Milligan brought home more than 500 tags.

A database built slowly over the years resulted in a few hits, Lillie said. Then a Boy Scout approached Lillie, a former Marine and an assistant Scout leader, with an offer to try to locate the owners as his Eagle project.

The Veterans Affairs office in Philadelphia agreed to contact veterans for the Scout, and Lillie and Six have managed to return tags to 31 veterans.

"These guys are calling me right back," Lillie said. "Ninety percent are crying on the phone."

Lillie said he's convinced the tags are authentic. Some have Vietnam's clay soil embedded in them; others have rust or blood stains. It would be next to impossible for hundreds of tags to be duplicated without missing some information or misspelling a name, he believes.

"Losing your dog tags is worse than having your rifle jam in the field," Lillie said.

In a soldier's eyes, he said, "Dog tags will get me back to my family.
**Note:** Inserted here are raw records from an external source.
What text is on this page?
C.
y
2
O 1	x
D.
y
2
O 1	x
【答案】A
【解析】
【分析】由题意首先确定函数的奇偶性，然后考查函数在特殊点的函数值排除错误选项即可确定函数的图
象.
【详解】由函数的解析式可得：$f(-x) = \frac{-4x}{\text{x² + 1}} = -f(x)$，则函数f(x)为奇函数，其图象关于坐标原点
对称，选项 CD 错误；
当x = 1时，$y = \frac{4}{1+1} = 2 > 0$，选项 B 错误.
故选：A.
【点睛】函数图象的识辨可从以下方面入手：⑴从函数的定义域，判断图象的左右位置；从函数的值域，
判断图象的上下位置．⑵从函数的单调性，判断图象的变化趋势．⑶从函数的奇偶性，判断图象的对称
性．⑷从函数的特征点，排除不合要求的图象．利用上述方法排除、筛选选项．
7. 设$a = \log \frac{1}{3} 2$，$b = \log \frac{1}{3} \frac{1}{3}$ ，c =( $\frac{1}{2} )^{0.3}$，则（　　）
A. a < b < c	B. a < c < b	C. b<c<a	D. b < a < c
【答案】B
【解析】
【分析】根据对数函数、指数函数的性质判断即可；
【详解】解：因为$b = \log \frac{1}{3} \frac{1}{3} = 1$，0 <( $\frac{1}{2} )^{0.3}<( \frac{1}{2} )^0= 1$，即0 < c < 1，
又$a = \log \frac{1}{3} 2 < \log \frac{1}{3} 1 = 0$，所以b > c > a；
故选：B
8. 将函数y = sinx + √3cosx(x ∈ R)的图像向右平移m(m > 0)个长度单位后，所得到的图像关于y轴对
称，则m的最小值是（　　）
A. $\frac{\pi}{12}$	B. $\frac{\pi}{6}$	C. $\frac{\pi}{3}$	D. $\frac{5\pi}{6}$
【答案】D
They're the ticket that gets me home."

Marcus Wilson, public affairs specialist with Veterans Affairs in Washington, said he is aware of numerous efforts to return dog tags to their owners.

"There are some people who do this as a goodwill gesture," Wilson said.

The tags that replaced Kemerer's originals are in a dresser drawer, he said.

But the old one, now dangling from the chain that held the replacements, will go around his neck.

"I'm wearing it for a good luck charm," Kemerer said. "... It found me after 40 years."